En toda su vida, ni cuando se sentía iluminado por la sonrisa, pudo imaginar que moriría a los pies de Ella. Seguramente si alguna vez se le hubiera ocurrido, la sonrisa la habría esbozado Él.
España está viviendo una fiebre adolescente que ya parecía superada. Los papeles vuelan, los militares largan y a los parlamentarios les pica el insulto en el escaño. Es como si de pronto hubiera vuelto la Transición a saldar asignaturas pendientes. Pero la gente ya está transida y exhausta. Ahora lo único que desea es estar desmemoriada.
(Carmen Rigalt en El Mundo)
Siempre es emocionante ver a un niño dar sus primeros pasos. Cuando vemos esa figura menuda con esas nalgas engordadas por los correspondientes dodotis, que se alza de manera inverosímil sobre sus dos pies y empieza a andar de manera titubeante. Al principio tal vez caiga, rebajada su caída por los brazos de su madre, para volver a levantarse, impertérrito, oscilante, admirablemente, para ir trazando sobre el suelo un rastro invisible con el dudoso equilibrio de esos pasos casi mágicos. La madre estará atenta hasta que su atención se rebaja cuando ve como esos pasos, que se convierten en firmes, van iniciando a ese niño en su camino en la vida.

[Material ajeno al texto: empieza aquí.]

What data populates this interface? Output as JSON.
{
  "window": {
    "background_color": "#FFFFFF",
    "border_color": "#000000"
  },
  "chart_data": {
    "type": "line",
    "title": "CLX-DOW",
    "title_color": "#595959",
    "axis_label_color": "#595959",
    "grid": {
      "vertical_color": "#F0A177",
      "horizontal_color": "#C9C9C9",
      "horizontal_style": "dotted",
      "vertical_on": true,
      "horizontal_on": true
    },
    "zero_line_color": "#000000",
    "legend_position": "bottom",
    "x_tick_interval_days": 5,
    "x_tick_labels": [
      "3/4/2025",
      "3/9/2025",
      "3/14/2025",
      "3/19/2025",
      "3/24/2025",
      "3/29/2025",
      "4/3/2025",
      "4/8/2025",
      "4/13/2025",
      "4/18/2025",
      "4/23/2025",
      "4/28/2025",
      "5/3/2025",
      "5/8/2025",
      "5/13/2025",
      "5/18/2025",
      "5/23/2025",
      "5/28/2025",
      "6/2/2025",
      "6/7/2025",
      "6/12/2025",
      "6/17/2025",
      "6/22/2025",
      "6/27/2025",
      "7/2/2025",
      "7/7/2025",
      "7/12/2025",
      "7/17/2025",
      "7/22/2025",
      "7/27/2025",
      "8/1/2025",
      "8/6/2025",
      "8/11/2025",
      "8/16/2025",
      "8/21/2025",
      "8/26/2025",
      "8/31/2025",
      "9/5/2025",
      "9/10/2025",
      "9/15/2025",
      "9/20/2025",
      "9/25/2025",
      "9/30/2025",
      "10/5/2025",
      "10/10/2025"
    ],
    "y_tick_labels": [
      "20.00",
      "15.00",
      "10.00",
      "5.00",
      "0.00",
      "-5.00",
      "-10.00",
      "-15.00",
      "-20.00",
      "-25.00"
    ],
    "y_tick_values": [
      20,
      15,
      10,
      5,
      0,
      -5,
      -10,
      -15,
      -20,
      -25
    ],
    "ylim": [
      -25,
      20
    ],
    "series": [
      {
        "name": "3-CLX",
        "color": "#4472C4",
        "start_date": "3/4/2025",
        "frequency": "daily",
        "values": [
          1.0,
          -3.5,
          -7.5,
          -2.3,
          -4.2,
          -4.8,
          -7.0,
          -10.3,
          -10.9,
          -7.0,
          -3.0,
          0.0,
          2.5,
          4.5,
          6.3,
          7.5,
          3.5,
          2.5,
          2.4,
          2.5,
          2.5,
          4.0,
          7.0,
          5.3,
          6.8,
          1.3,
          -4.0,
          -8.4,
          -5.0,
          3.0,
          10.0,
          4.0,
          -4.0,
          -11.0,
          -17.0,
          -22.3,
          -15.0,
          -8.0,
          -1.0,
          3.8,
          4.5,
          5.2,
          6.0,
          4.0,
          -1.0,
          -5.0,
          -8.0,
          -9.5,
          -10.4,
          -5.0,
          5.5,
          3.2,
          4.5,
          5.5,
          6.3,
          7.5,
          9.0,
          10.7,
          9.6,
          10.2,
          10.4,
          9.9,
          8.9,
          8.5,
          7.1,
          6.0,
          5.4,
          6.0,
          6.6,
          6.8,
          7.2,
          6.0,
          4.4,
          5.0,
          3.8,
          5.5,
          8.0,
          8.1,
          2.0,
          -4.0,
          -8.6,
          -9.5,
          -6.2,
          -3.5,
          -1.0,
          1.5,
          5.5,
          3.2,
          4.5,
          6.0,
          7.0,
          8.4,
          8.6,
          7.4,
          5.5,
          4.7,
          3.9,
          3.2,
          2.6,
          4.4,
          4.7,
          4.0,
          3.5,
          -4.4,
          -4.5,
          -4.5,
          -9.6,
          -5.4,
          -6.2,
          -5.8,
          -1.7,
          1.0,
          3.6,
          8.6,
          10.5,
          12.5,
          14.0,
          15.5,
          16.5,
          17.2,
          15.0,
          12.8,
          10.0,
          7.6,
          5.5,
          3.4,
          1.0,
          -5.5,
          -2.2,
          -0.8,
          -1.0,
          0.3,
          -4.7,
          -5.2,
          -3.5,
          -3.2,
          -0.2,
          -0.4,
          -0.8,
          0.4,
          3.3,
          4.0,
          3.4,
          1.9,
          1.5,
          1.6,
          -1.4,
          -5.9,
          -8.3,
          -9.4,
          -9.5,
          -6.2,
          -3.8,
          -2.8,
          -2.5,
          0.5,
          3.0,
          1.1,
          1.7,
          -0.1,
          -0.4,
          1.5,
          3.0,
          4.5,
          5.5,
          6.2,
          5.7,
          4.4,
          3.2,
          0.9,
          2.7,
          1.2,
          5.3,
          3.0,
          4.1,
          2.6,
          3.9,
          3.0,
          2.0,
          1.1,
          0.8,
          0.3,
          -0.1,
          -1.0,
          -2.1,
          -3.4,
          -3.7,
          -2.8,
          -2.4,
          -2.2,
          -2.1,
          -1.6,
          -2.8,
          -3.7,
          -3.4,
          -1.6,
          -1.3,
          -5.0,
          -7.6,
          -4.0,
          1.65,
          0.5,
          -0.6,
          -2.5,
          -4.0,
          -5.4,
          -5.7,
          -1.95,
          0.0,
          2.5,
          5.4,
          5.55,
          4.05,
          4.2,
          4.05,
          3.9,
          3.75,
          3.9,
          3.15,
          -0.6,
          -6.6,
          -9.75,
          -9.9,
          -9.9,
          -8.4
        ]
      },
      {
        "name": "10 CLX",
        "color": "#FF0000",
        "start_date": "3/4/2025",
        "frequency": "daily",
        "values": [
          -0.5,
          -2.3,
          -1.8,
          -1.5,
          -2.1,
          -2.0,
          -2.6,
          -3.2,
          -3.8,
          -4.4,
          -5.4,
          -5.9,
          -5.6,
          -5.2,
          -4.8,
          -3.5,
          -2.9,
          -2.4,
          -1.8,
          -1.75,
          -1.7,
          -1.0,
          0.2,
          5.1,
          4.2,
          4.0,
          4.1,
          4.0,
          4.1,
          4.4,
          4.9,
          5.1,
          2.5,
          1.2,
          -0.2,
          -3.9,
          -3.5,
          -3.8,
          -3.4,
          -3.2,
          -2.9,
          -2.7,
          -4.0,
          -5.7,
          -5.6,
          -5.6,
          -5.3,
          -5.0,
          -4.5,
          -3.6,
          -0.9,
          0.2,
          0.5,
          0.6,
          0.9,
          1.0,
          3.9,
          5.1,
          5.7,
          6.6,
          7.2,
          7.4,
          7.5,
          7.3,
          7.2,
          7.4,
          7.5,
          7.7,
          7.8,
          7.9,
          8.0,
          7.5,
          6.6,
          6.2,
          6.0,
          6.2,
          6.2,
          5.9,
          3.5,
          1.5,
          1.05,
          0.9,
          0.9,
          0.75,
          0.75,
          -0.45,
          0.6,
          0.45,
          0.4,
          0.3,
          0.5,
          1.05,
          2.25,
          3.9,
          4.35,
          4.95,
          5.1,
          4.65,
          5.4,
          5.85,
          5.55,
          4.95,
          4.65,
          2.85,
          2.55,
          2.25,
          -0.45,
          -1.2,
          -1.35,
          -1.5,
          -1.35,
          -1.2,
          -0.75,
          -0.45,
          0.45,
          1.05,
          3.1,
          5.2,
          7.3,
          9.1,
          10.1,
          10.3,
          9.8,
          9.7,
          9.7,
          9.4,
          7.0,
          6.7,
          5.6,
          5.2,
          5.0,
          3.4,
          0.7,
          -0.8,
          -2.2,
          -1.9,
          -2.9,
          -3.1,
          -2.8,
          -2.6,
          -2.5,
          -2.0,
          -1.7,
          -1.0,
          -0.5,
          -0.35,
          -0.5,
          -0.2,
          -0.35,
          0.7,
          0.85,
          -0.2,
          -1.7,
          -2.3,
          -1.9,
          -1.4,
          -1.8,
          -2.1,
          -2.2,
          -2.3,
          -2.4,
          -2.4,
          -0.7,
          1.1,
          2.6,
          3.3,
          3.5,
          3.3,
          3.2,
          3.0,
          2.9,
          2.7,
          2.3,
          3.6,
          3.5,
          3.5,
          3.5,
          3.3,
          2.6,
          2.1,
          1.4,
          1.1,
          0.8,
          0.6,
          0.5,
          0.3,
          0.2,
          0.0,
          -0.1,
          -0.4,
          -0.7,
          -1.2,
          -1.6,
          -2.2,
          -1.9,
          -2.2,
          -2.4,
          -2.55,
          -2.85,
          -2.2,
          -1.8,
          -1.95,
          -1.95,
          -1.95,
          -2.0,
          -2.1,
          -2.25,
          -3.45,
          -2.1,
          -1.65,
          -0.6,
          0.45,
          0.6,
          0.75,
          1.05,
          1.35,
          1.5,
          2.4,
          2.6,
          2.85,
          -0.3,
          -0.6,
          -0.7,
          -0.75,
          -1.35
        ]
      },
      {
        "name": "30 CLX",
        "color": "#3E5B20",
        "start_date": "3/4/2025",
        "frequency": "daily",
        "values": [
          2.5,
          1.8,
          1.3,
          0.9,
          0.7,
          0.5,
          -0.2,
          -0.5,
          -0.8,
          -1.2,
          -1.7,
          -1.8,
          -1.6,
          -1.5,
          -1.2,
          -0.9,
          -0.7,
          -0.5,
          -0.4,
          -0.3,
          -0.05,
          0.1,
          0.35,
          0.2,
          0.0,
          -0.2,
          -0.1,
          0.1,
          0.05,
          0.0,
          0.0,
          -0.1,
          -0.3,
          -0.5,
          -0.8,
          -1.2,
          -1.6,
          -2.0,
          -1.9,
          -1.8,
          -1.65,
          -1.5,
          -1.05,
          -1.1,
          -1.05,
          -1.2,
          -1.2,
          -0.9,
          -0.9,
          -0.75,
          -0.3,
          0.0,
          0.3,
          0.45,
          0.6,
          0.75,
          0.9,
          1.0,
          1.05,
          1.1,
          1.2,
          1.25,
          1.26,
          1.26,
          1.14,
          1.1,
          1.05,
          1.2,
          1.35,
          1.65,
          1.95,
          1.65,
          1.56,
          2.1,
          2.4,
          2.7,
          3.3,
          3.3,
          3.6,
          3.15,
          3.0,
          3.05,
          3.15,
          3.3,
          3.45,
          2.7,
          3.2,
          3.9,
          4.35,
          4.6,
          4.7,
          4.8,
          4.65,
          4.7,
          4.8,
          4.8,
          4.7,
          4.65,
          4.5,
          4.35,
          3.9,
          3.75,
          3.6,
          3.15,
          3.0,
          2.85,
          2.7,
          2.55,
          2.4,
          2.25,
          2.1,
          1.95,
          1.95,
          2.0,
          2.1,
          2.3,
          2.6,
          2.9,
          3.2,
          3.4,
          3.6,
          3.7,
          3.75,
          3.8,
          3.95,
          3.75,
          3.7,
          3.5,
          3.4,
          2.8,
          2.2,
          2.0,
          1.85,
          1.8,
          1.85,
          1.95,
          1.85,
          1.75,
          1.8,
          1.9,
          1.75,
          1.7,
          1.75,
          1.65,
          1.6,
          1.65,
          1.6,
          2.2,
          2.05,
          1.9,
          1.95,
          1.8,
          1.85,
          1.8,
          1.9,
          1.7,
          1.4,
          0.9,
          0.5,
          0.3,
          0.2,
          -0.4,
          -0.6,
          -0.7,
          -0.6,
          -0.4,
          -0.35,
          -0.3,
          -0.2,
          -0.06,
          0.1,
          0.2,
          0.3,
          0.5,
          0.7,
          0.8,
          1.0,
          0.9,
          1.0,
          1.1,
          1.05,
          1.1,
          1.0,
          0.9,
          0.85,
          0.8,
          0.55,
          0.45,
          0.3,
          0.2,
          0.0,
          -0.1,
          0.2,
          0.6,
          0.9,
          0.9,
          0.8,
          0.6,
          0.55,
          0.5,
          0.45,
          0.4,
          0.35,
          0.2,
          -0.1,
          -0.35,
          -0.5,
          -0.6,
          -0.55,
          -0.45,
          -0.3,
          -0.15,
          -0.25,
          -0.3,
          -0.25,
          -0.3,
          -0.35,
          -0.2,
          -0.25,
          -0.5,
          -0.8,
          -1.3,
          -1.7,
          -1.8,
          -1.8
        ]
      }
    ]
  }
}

Unos pasos que, cada vez, caminarán más seguros. Al poco tiempo no necesitarán ni esas manos de la madre, ni la mirada que le sigue. Y un día saldrá solo por la vida y ya sabrá caminar muy rápido e incluso correr. Pero aquella seguridad en el camino habrá días que vuelva a flaquear, sobre todo cuando aparecen otros muchos pasos que interferirán los suyos y tendrá que encontrar la forma de rodearlos para no tropezarse. Y tal vez algún día, se detenga y al mirar a su alrededor, no sepa por qué le venga una cierta nostalgia de aquel día en que su paso vacilaba y tenía unas manos acogedoras y seguras donde poder agarrarse. Hay quien me dijo un día que encontró esas manos en las que, en ciertos momentos, poder abandonarse. Y es que, a veces sienta muy bien, eso de dejar descansar los engranajes mentales que continuamente nos preocupan y dejar que se mezcan en los brazos de esa persona a la que queremos.